[新機軸]働き方改革でゆとり 人材確保は経営の要 社会福祉法人つくし会(岩手)
2024年07月12日 福祉新聞編集部岩手県一関市で特別養護老人ホームなどを運営する社会福祉法人つくし会。1995年に熊谷茂理事長兼施設長(69)が福祉先進国デンマークの施設を訪問したのを機に男性、女性職員が共に子育て、介護を両立できる働き方改革に着手した。改革のためのさまざまな制度を立ち上げ、6月には画期的な「不妊治療休暇制度」を導入した。つくし会の取り組みが地域の法人、企業にも波及することが期待されている。
「女性が子育てや介護で、好きな仕事を辞めることは、本人はもとより、法人、大きくは県、国の損失だと思いました」と熊谷理事長は働き方改革の動機を振り返った。そのことを強く感じたのは訪問したデンマークで、男女平等の教育と、男性が育児、家事を当たり前にしている姿だった。2017年に「岩手から改革しようと思ったのです」。
職員と共にさまざまな取り組みを始めた。(1)有給休暇の年6日以上取得促進について周知(2)職員出産の際、扶養手当とは別に子育て支援手当を支給(3)年次休暇取得の際、理由を確認し、看護・介護休暇に該当する場合は、率先して取得してもらう(4)職員会議などで、看護・介護休暇制度(すべて有給)、男性の育児休暇制度の詳細と取得促進について厚生労働省発行のパンフレットを配布し、周知徹底――というものだった。すでに男性の介護職員が7カ月の育休を取得済みである。

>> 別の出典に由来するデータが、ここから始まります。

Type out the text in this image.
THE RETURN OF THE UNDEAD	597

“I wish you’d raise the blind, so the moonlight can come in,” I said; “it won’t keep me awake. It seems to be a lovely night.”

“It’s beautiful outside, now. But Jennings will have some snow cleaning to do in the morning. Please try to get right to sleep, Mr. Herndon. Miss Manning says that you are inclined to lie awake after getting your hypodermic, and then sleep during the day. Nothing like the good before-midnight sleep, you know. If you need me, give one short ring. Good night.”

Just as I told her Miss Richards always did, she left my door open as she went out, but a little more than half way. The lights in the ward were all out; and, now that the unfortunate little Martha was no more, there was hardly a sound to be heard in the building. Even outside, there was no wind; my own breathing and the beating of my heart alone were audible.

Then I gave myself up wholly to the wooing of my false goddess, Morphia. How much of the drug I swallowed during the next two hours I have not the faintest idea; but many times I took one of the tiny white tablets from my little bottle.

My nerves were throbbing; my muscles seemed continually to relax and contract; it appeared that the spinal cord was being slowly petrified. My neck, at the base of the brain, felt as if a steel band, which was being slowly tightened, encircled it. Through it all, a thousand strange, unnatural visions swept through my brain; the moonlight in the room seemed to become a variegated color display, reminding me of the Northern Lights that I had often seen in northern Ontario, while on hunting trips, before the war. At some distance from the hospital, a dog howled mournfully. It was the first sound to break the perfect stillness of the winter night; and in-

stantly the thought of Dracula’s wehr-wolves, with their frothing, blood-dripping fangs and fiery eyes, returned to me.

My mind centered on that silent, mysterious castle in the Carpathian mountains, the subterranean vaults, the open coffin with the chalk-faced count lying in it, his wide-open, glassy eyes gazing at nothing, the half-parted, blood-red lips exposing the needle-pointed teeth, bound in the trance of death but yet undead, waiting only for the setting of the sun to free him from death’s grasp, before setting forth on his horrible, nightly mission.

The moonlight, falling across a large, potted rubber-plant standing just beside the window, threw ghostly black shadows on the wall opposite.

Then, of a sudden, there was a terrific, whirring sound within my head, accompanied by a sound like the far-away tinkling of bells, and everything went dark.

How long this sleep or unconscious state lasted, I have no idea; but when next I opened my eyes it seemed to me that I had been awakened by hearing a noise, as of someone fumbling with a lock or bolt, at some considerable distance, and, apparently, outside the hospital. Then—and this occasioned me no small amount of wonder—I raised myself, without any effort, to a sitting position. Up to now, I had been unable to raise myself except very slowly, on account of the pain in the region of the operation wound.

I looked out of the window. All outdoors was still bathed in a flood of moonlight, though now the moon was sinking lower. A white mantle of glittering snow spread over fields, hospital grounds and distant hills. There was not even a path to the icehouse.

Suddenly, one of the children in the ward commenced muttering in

その財源は、法人が無借金経営であり、利益を職員の処遇に還元することが可能だからだ。熊谷理事長は「入居の人に優しくと言ったって、毎日対応する職員にゆとりがなければ無理だし、それを求めるのは酷です。ゆとりを生み出す環境づくりは経営陣の責任」と言い切る。

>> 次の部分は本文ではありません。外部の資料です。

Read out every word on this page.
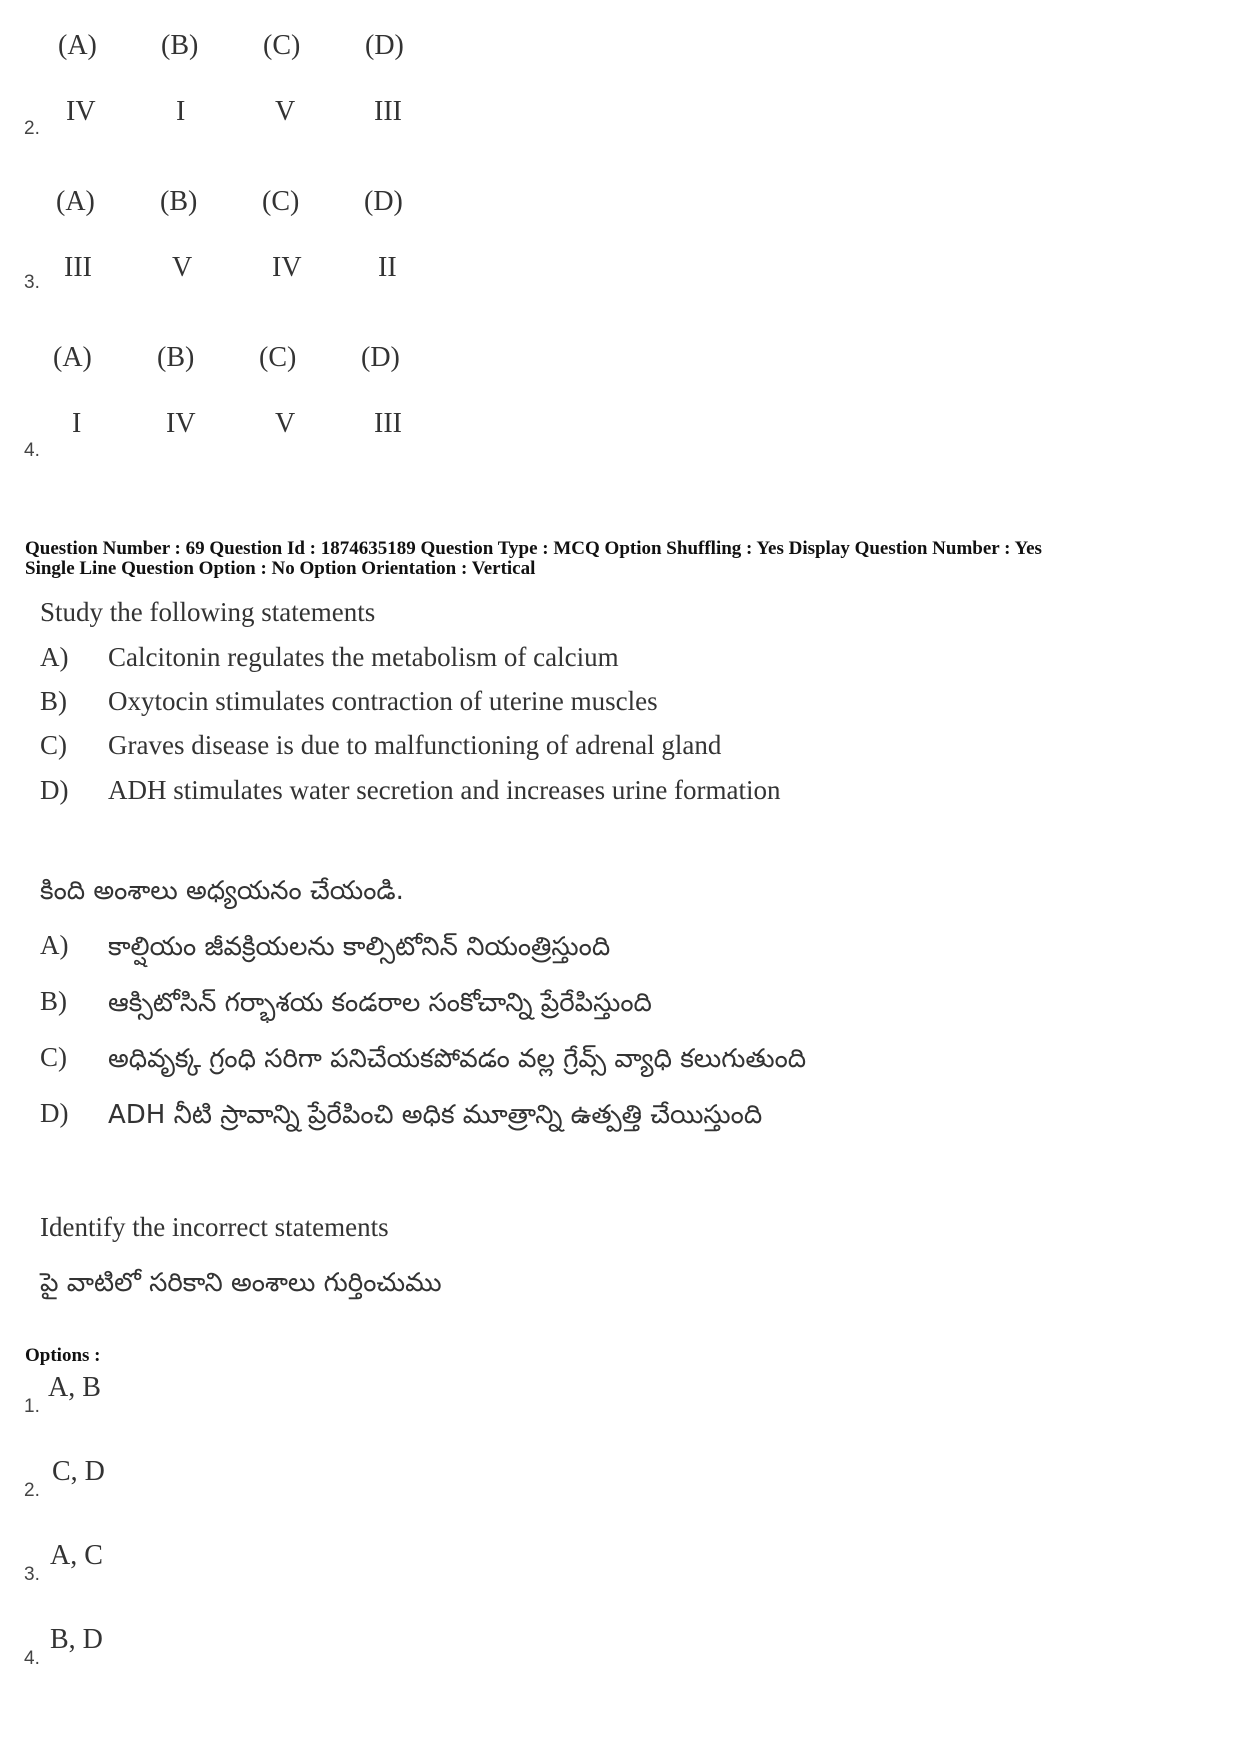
(A) (B) (C) (D)
2.
IV	I	V	III
(A) (B) (C) (D)
3. III	V	IV	II
(A) (B) (C) (D)
4.
I	IV	V	III
Question Number : 69 Question Id : 1874635189 Question Type : MCQ Option Shuffling : Yes Display Question Number : Yes
Single Line Question Option : No Option Orientation : Vertical
Study the following statements
A) Calcitonin regulates the metabolism of calcium
B) Oxytocin stimulates contraction of uterine muscles
C) Graves disease is due to malfunctioning of adrenal gland
D) ADH stimulates water secretion and increases urine formation
కింది అంశాలు అధ్యయనం చేయండి.
A) కాల్షియం జీవక్రియలను కాల్సిటోనిన్ నియంత్రిస్తుంది
B) ఆక్సిటోసిన్ గర్భాశయ కండరాల సంకోచాన్ని ప్రేరేపిస్తుంది
C) అధివృక్క గ్రంధి సరిగా పనిచేయకపోవడం వల్ల గ్రేవ్స్ వ్యాధి కలుగుతుంది
D) ADH నీటి స్రావాన్ని ప్రేరేపించి అధిక మూత్రాన్ని ఉత్పత్తి చేయిస్తుంది
Identify the incorrect statements
పై వాటిలో సరికాని అంశాలు గుర్తించుము
Options :
1.
A, B
2.
C, D
3.
A, C
4.
B, D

1995年から始めたデンマーク研修は全国の法人などにも広がりを見せ、22回延べ300人以上が参加するまでになった。
ところで、人材確保はどの法人、企業にとっても喫緊の課題。小野寺敏理事・関生園施設長(58)は「人間関係が煩わしく、この法人に就職したのですが、比べられないくらい濃い世界で(笑)。私は運転手から始めて、おむつ替えなどは先輩に厳しく教えられました。頑固な利用者からの『ありがとう』の思わぬ一言で現在があります」と話す。

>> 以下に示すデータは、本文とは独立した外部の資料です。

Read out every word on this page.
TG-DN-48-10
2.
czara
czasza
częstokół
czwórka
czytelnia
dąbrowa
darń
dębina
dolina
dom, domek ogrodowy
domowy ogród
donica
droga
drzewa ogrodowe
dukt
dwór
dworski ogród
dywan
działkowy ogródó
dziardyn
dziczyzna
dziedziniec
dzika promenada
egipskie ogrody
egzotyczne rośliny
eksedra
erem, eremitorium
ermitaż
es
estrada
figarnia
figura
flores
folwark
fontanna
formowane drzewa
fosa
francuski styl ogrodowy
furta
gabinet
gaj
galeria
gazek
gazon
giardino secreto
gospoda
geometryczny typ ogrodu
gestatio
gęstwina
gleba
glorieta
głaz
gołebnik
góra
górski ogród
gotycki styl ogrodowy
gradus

熊谷理事長、小野寺施設長が共に近い将来の法人の課題として人口減、少子高齢化によって、働き手(職員)の確保がいっそう難しくなると指摘。つくし会として、職員の確保は採用、育成、定着までにあるとし、働きがいがある職場につながらなければと、改革を推し進めている。
熊谷理事長はまとめに「こども、高齢者、障害者を支える福祉の仕事は、大切な社会インフラそのもの。法人の存亡は、意欲ある職員にかかっています。男性も女性も、高齢でも働ける人は宝」として二つのことを付け加えた。
一つは「地域貢献は法人が地域の雇用を生み出す。税金を払う人を増やす。施設関連の事業、商品購入などの経済効果です」と岩手県社会福祉法人経営者協議会長でもある立場から話す。二つ目は2011年3月11日の東日本大震災で、津波被害を受けた大船渡市の特養から13人をワゴン車7台で迎えに行ったことだという。「最後まで私たちの法人で精いっぱいサポートさせてもらいました。能登半島地震の施設の人たちもいかばかりかと。半年たった現在も心が痛みます」と結んだ。
社会福祉法人つくし会 1976年に法人設立認可。初代理事長は中目与一氏。77年、岩手県一関市に特別養護老人ホーム関生園(定員50人)▽97年、明生園(定員50人)▽2012年、真生園(定員29人)を開園。このほかデイサービスセンター、グループホームなど11事業を展開する。19年度の「いわて女性活躍認定企業」に認定されたほか、「いわて働き方改革AWARD2023」、24年度「将来世代応援企業賞」を受賞。厚生労働省の「くるみんプラス認定」を目指している。職員数222人(男67、女155)で30、40歳代が中心。